Otocinclus mimulus
- Conservation status: Near Threatened (IUCN 3.1)

Scientific classification
- Kingdom: Animalia
- Phylum: Chordata
- Class: Actinopterygii
- Order: Siluriformes
- Family: Loricariidae
- Genus: Otocinclus
- Species: O. mimulus
- Binomial name: Otocinclus mimulus Axenrot & S. O. Kullander, 2003

= Otocinclus mimulus =

- Genus: Otocinclus
- Species: mimulus
- Authority: Axenrot & S. O. Kullander, 2003
- Conservation status: NT

Species of fish

Otocinclus mimulus is a species of freshwater ray-finned fish belonging to the family Loricariidae, the suckermouth armored catfishes, and the subfamily Hypoptopomatinae, the cascudinhos. This catfish is found in South America, where it is found in small tributaries of the Monday river, itself a right bank tributary of the Paraná river in Paraguay.
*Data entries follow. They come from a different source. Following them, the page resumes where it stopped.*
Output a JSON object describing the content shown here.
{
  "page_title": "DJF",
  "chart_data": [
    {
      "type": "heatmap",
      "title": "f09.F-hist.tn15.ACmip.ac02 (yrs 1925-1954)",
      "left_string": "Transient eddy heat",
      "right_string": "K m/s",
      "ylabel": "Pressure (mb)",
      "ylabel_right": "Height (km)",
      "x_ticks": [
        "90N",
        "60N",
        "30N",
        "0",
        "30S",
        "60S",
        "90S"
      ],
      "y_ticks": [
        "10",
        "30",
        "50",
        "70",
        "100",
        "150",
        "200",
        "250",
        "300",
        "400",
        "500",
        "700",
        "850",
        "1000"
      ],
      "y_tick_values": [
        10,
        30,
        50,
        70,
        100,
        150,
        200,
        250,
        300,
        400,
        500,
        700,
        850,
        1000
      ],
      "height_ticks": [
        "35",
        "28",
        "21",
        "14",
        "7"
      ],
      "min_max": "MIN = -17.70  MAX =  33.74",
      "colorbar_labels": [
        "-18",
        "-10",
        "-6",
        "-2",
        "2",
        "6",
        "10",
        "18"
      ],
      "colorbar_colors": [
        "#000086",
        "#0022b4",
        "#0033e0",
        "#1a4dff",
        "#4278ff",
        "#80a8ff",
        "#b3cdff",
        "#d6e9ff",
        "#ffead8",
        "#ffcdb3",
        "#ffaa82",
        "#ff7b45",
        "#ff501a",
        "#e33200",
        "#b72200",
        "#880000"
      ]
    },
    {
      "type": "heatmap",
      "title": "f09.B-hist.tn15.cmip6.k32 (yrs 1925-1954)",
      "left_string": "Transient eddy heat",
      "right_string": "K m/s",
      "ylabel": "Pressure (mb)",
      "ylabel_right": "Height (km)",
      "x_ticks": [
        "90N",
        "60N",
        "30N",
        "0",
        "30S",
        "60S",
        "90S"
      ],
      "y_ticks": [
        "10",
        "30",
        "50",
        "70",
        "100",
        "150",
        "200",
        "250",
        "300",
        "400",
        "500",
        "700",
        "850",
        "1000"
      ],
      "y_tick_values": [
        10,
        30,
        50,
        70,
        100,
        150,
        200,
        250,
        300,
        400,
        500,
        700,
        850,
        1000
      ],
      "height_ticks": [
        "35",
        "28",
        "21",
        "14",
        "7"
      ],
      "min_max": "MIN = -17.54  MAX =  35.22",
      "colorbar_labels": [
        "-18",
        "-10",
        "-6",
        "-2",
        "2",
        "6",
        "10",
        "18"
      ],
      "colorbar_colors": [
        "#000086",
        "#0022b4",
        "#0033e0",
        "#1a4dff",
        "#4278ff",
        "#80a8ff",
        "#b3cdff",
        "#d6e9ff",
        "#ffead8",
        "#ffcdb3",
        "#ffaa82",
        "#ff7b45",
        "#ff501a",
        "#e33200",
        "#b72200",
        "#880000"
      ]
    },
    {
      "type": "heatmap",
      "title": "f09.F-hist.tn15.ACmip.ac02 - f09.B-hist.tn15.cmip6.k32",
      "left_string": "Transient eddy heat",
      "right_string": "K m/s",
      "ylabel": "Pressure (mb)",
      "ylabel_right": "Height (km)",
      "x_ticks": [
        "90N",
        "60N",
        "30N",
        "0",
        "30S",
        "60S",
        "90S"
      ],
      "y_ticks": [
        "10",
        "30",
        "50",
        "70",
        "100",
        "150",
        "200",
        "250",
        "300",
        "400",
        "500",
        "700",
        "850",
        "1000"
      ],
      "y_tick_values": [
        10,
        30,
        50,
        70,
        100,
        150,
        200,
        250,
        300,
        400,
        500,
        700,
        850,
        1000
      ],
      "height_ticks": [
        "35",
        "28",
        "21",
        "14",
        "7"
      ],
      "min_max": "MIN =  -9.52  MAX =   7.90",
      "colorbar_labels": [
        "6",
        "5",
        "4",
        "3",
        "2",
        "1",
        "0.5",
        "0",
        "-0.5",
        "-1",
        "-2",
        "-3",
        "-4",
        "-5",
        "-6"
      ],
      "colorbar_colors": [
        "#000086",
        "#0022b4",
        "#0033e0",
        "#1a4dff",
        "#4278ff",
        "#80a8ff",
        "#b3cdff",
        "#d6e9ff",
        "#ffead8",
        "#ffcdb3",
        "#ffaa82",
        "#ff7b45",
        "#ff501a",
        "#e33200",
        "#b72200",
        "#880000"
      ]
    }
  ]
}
This species reaches a standard length of 4.3 cm.

Otocinclus mimulus is a Batesian mimic of Hoplisoma diphyes. H. diphyes is inedible to many species due to its bony armor and so individual O. mimulus that look more similar to H. diphyes are less likely to be eaten by predators like Saxatilia lepidota. O. mimulus is named for its mimicry of H. diphyes.